|NASCAR tested a low-downforce aero package at Darlington, Sept. 5, 2015.|
Credit: Charlotte Bray for Skirts and Scuffs
In 2015, NASCAR introduced a high-downforce, lower-horsepower package. Drivers and fans alike have been vocal in their criticism of the racing produced by this rules package. A high spoiler, large splitter and large radiator pan create racing where aerodynamics play the larger part in how cars handle. Drivers feel the package takes the driving out of their hands, and complain they simply cannot pass each other as in years past.
"You just can't pass people," has been a common refrain during post-race interviews this year.
Clean air is king, and if you're mired in the middle of the field, your greatest hope of passing is on restarts. Because of the lower horsepower and high downforce, drivers are forced to be on the throttle almost constantly. The cars are slower on straights and faster in the corners, and extremely aero-sensitive. The cars are too easy to drive, almost driving themselves. Drivers want to race, not chase each other around the track with little hope of advancing.
Fans criticize the racing as unexciting. They want more passing, more lead changes and better finishes.
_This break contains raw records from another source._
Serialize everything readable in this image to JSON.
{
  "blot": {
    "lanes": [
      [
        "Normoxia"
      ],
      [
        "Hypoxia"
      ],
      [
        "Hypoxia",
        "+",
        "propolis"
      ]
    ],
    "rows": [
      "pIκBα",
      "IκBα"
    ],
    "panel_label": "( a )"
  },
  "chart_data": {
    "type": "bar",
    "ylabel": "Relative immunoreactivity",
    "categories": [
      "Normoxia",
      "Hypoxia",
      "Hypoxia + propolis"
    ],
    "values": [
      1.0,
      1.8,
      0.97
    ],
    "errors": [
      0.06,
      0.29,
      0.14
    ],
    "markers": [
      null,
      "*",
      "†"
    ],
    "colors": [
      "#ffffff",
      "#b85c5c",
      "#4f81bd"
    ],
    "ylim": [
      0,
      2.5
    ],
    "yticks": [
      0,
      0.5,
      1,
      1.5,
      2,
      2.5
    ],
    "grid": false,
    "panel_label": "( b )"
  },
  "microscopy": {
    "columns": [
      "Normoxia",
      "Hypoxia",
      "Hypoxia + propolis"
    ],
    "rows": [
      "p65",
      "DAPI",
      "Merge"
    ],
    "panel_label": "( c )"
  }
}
|A shortened spoiler and smaller splitter characterize the low-downforce package.|
Credit: Charlotte Bray for Skirts and Scuffs
They got their wish.
After months of collaboration with teams, drivers, manufacturers and Goodyear, NASCAR has come up with a rules package that promises to put control of the cars back in the drivers' hands. Cars will be harder to drive, with less grip and more throttle-break changes. Additionally, the 2016 base rules package provides an opportunity for Goodyear to safely develop track-specific tires to complement aerodynamic effects for optimal racing.
The base rules package does not include the individual track specifications (e.g. tire compounds and drivetrain rules) which will be released at a later date.
Below are the rules package specifics per NASCAR.com:
All tracks except superspeedways (Daytona, Talladega)
- 3.5-in. high rear spoiler (down from 6 in.)
- 0.25-in. front splitter leading edge (down from 2 in.)
- 33-in. wide radiator pan (down from 38 in.)
- Rear gear ratios adjusted to maintain 9,000 RPM maximum engine speed
- 1.38 third gear ratio for tracks smaller than 1.25 miles
- Engine roller lifters replace solid lifters (adds ~10 horsepower)
- Restrictor plate reduced from 29/32 in. to 57/64 in.
- Standardized radiator / oil cooler (effective July Daytona race)
- Digital dash in all vehicles (previously optional)
- Fire suppression system activation cable routed to dash or right-hand side leg board
- Right-hand side double NACA duct to cool drivers at tracks where side window is used
- Seat belt restraint systems must meet SFI 16.6 specifications
Downforce changes explained
Rear Spoiler: The rear spoiler redirects air flowing over the car, reducing lift. The higher the spoiler, the more air is redirected, and thus more downforce. A shorter spoiler provides less downforce on the rear tires, leaving them with less grip on the racing surface.
Front Splitter: The front splitter affects downforce by "splitting" the air pressure at the front of the car. The air hitting the bumper becomes high pressure, and the air under the car becomes an area of low pressure. This pushes the front end of the car toward the track, creating more downforce and thus traction. The more a splitter extends from the bumper, the more downforce is created. The smaller splitter will reduce that front downforce on the front tires.
Radiator Pan: The radiator pan, or splitter extension panel, is a flat piece of metal which lies under the radiator right behind the splitter. When the air flows under the splitter, it continues straight past the smooth radiator pan, increasing the low air pressure under the car and further pulling the car closer to the racing surface. One negative effect of the radiator pan is that, during an accident where the car goes airborne, more lift is created (the opposite of what happens when the car is right side up) and can cause a more dangerous wreck, much as Austin Dillon's No. 3 car did at the July 2015 Daytona race. The narrower radiator pan will allow more "choppy" air to flow under the car, reducing downforce and the risk of a dangerously airborne car.
What are NACA ducts?
NACA ducts are low-drag inlets which allow air to enter the cockpit of the car. After the Darlington and Kentucky tests of the new aero package, drivers advised NASCAR that their cockpits were exceedingly hot -- some interiors reached temperatures of more than 160°. By increasing the number of NACA ducts on the right-side window at tracks where one is installed, NASCAR expects more air to flow into the cockpits to help keep the drivers cooler.
If Darlington and Kentucky's races are any indication, the racing next year should be more exciting, with more passing and closer finishes. Cars will be less grippy and more apt to slide around the track. Drivers will have to use every bit of their skill and concentration to keep their noses pointed in the direction they want to go. Ultimately, that's what any driver or race fan wants to see: their favorite drivers going all out, working for just one more position and with their eyes on the checkered flag.